Dans ce livre, Jean Rousselet part du constat suivant : la jeunesse se détourne du travail, lui refuse la place qu'il avait avant dans la société, au grand dam de leurs aînés qui pourtant subissent eux aussi le même processus. Après avoir exposé les caractéristique de cette évolution des moeurs, l'auteur en cherche les causes et les possibles solutions.

 

Un désintérêt pour le travail

 

Le rejet du travail par les jeunes et moins jeunes se manifeste pour l'auteur par plusieurs comportements, qu'il expose dans les deux premiers chapitres de l'ouvrage. Est mise en évidence la tendance à repousser le plus possible l'échéance de l'entrée dans la vie active, en allongeant des études, que l'auteur considère parfois comme inutiles d'un point de vue professionnel et sans réel débouché. Egalement, le comportement consistant à enchaîner les petits boulots sans fin est étudiée par l'auteur : l'entrée dans la vie active n'est ainsi pas réelle. Quand enfin celle-ci arrive, la tendance est à donner de l'importance aux aspects matériels plus qu'aux apports du travail en lui-même, qui apparaissent comme négligeables.

 

Ces derniers comportements touchent la jeunesse, mais le principal problème concerne toute la société de la fin du XXe siècle : la valeur travail y a perdu de son importance, non pas au profit de la paresse, mais bien d'autres voies considérées comme étant la clef d'une vie épanouie : loisirs, études, vie familale. Voyant toute une série d'autres valeurs s'opposer à lui, le travail se voit reduit à un simple impôt en temps, à une nécessité pour pouvoir vivre. Faire carrière, s'épanouir dans le labeur n'a que peu d'importance de ce point de vue : l'essentiel est hors du travail.
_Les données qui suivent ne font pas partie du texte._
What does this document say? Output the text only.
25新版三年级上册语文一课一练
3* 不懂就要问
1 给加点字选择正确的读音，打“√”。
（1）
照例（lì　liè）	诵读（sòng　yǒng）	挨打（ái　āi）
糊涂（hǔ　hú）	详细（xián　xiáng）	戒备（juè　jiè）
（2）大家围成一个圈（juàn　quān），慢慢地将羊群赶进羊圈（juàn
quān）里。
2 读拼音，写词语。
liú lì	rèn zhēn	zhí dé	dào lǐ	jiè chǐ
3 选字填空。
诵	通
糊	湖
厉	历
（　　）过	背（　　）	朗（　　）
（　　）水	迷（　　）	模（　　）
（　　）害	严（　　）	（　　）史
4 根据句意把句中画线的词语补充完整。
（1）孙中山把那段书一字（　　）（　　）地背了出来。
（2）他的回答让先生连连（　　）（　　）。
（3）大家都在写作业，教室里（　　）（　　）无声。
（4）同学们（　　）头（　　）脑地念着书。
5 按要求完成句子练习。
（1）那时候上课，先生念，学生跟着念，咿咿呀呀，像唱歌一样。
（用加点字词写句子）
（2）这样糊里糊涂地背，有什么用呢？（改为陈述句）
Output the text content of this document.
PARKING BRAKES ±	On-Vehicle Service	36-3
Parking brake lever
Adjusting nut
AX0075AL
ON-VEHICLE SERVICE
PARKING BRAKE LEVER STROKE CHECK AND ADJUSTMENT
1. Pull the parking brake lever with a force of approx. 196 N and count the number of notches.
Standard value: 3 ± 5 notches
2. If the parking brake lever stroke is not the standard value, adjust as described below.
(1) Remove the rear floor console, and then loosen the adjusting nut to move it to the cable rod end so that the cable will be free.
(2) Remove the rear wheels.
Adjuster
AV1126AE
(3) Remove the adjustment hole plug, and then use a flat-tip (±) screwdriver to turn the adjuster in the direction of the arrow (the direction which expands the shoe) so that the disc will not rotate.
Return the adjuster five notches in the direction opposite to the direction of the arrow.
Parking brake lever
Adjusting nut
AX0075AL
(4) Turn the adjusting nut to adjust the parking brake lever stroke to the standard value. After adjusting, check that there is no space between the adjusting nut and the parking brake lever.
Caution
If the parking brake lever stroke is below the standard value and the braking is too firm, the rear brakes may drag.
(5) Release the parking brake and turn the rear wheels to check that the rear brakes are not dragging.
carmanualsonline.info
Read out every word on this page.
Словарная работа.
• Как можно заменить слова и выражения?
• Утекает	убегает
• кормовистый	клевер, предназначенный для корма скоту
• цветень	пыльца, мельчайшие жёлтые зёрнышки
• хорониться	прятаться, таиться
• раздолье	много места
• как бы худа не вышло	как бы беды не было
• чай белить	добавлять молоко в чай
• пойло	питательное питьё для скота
Cela est encore plus vrai pour les personnes excerçant des travaux peu qualifiés et mécaniques : leurs possibilités d'épanouissement et de mise en valeur d'eux-même étant réduites à néant dans leur emploi, leur bonheur doit se trouver ailleurs.

 

La cause principale : le développement de l'information

 

Cependant, les travaux inintéressants ou abrutissants ont toujours existé, sans pour autant provoquer des contestations de ce type. L'auteur cherche donc l'origine de l'émergence de ces comportements au XXe siècle. Il accorde ici une importance primordiale au développement de l'information : l'extraordinaire expension des médias au cours du siècle dernier, notamment au niveau de l'audiovisuel, a permis à l'ensemble de la population d'avoir accès à des informations et connaissances qui leur auraient été inaccessibles 100 ans auparavant.

 

La vie d'autres personnes, d'autres couches sociales, est  ainsi exposée à tous, mais surtout parfois magnifiée par films et reportages parfois loin de la réalité. Pour l'auteur, la réflexion ainsi créée chez ceux que leur emploi ne passionne pas est évidente : envie, et frustration devant ces autres qui ont un travail si intéressant. Un fort sentiment de dévalorisation naît, ainsi qu'un dégoût envers un emploi qui paraît bien médiocre à coté de ce qui est présenté dans les médias.

 

La désillusion de la jeunesse

 

Le sentiment est pire encore dans la population la plus jeune, qui plus que ses aînés a eu l'occasion de faire des études, études souvent plus longue en moyenne que celles de leurs parents : le décalage entre les connaissances et capacités apprises sur les bancs de l'école, de l'université et ce que propose le marché du travail donne aussi cette impression de dévalorisation, et pire ici de désillusion, le jeune actif ayant eu dans sa jeunesse un large exposé du panel d'emplois accessibles suite aux études.

 

En effet, comment avoir confiance en l'avenir quand, dès le collège, premier moment décisif, il nous est demandé de nous orienter vers des voies qui détermineront radicalement nos vies ? Rares sont les adolescents connaissant véritablement ce qu'ils voudront faire plus tard, même vaguement, à ce moment de leur existence. Ils se laissent donc porter, prenant ce qui leur leur reste de disponible suite aux résultats de concours et d'examens, et voient s'envoler les projets qu'ils commencent juste à élaborer. Est créée de la frustration, à laquelle s'ajoute un sentiment d'injustice sociale : c'est aux enfants des élites que sont reservées les meilleures écoles, les meilleurs formations. La reproduction des élites est bien présente pour l'auteur, et entre dans les causes de cette dévalorisation du travail : contrairement à ce qui est proclamé, nous ne sommes pas tous égaux devant lui.

 

Conclusion

 

Quelle solution trouver face un à tableau aussi noir ? Jean Rousselet passe rapidement sur l'amélioration des conditions de travail et la diversification des tâches, oeuvre nécessaire mais sans fin : "les lois de la psychologie et la biologie veulent (...) que les besoins augmentent toujours plus vite que les satisfactions qui leur sont accordées" (p. 229). Les points de comparaison, les inégalités, donc les frustrations seront toujours présentes, tant que le travail sera la valeur proposée par excellence.

 

C'est en effet pour l'auteur dans le domaine des valeurs qu'il importe de mener principalement ses efforts : en présentant le travail comme un moyen de s'épanouir comme un autre, et non plus un but absolu propre à provoquer des frustrations. Il importe de proposer des nouveaux modèles de réussite, différents de ceux proposés par les différentes idéologies composant notre civilisation (du Christianisme au Marxisme), idéologies qui s'appuient encore sur l'unique valeur travail pour la réussite dans la vie.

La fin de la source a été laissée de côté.